HVM's Total System Capability offers the engineering services you need to periodically evaluate the changes in your system.

HVM power system study engineers are experienced and registered professional engineers specializing in power system analysis. They use sophisticated computer hardware and software to analyze power system problems. Using computer modeling, the engineer can perform complex calculations and evaluate the performance of the system by simulation. The following are some of the types of studies performed by HVM:

It is essential for personnel safety, equipment protection, and system reliability that power system equipment be adequately rated for the maximum short circuit currents. The short circuit study calculates the maximum available fault currents throughout the system and establishes the adequacy of the equipment short circuit ratings to assure a safe, reliable system.

For new facilities, a short circuit study should be performed before the electrical equipment is selected. For existing facilities, a short circuit study should be performed if significant changes have occurred either within the facility or in the utility system.
 

In a properly coordinated system, only the protective device nearest the fault operates to isolate the faulted circuit without disrupting power to other portions of the system. This study provides recommended fuse sizes and settings for circuit breakers and relays to achieve optimum system protection and selective isolation of faults to minimize system downtime. The study engineer must often arbitrate between competing solutions to achieve maximum protection while ensuring minimum service interruption.

Poor voltage regulation or low power factor loads may adversely affect equipment performance, system efficiency, and the cost of power. Alternate operating configurations may result in unequal load distribution or overloading lines within a network system. The load flow study calculates load distribution and voltage profiles to examine the performance of the system and determine the effectiveness of voltage regulation or power factor correction equipment.

Proper system neutral grounding methods must be employed to ensure personnel safety and service reliability. The grounding study determines the optimum method for grounding to provide a safe reliable system and meet the overall operating objectives of the facility.

Facilities which must maintain service to essential loads require a system designed for minimum downtime. The reliability study analyzes the capability of the system to service essential loads and uses statistical data to assist in the planning, design, or upgrade.

The increased inrush current during starting of large synchronous or induction motors may cause an unacceptable system voltage drop which can prevent the motor from accelerating or have an adverse effect on other system loads. The motor starting study determines system requirements or appropriate starting methods to assure the motor can accelerate to speed while normal service is maintained for other loads.

The application of non-linear loads (such as rectifiers), can subject a system to sustained high-magnitude harmonic voltage and currents especially when applied in conjunction with power factor correction capacitors. These high-magnitude harmonics will adversely affect system performance or cause equipment failure. The harmonic analysis will isolate the cause of harmonic distortion and provide corrective measures to reduce harmonic magnitudes to within acceptable limits.

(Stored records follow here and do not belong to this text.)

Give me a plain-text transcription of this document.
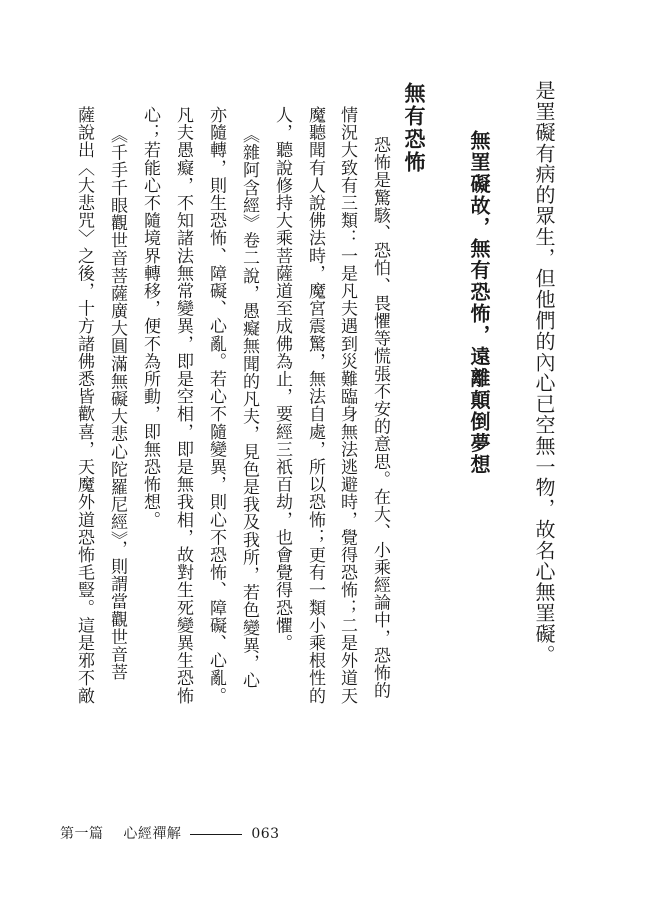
是罣礙有病的眾生，但他們的內心已空無一物，故名心無罣礙。
無罣礙故，無有恐怖，遠離顛倒夢想
無有恐怖
恐怖是驚駭、恐怕、畏懼等慌張不安的意思。在大、小乘經論中，恐怖的
情況大致有三類：一是凡夫遇到災難臨身無法逃避時，覺得恐怖；二是外道天
魔聽聞有人說佛法時，魔宮震驚，無法自處，所以恐怖；更有一類小乘根性的
人，聽說修持大乘菩薩道至成佛為止，要經三祇百劫，也會覺得恐懼。
《雜阿含經》卷二說，愚癡無聞的凡夫，見色是我及我所，若色變異，心
亦隨轉，則生恐怖、障礙、心亂。若心不隨變異，則心不恐怖、障礙、心亂。
凡夫愚癡，不知諸法無常變異，即是空相，即是無我相，故對生死變異生恐怖
心；若能心不隨境界轉移，便不為所動，即無恐怖想。
《千手千眼觀世音菩薩廣大圓滿無礙大悲心陀羅尼經》，則謂當觀世音菩
薩說出〈大悲咒〉之後，十方諸佛悉皆歡喜，天魔外道恐怖毛豎。這是邪不敵
第一篇 心經禪解	063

Transient stability concerns power systems containing two or more synchronous machines remaining in synchronism after a major system disturbance. System stability is a major concern to many engineers, with the increasing popularity of facilities which co-generate or maintain critical loads with in-plant generation. The transient stability study determines system design parameters and protective relay operating times necessary to maintain stability after a fault or sudden load change, and assures that critical loads will remain in service.

Reliability Centered Maintenance (RCM) studies focus the role of preventive maintenance activities on the retention of the equipment’s inherent design reliability. The backbone of RCM methodology includes first, the basic concept of reliability theory, and second, the key reliability tool known as Failure Mode and Effect Analysis (FMEA). It is through this process that scheduled maintenance burden and support costs are reduced while sustaining or improving the necessary uptime and availability.

Although system inefficiencies result in higher power bills, sometimes the purchase and installation of new high efficiency transformers, motors and lighting may not be economically practical. HVM provides net worth analysis, pay back analysis, and life cycle cost analysis to demonstrate the economic practicality of additional capital costs of high efficiency equipment.

Basic system design and equipment selection must supply satisfactory power to the loads and achieve the facility’s operating requirements. Further, the system designed for today must be suitable for expansion to meet the load demands of tomorrow. The conceptual design/master plan study optimizes system design, assists in the selection of power equipment, and assures that present and future energy requirements are met.

HVM has the experience and capability to perform a broad range of specialized engineering studies and investigations such as switching transients, voltage unbalance, and ferroresonance to solve uncommon system problems.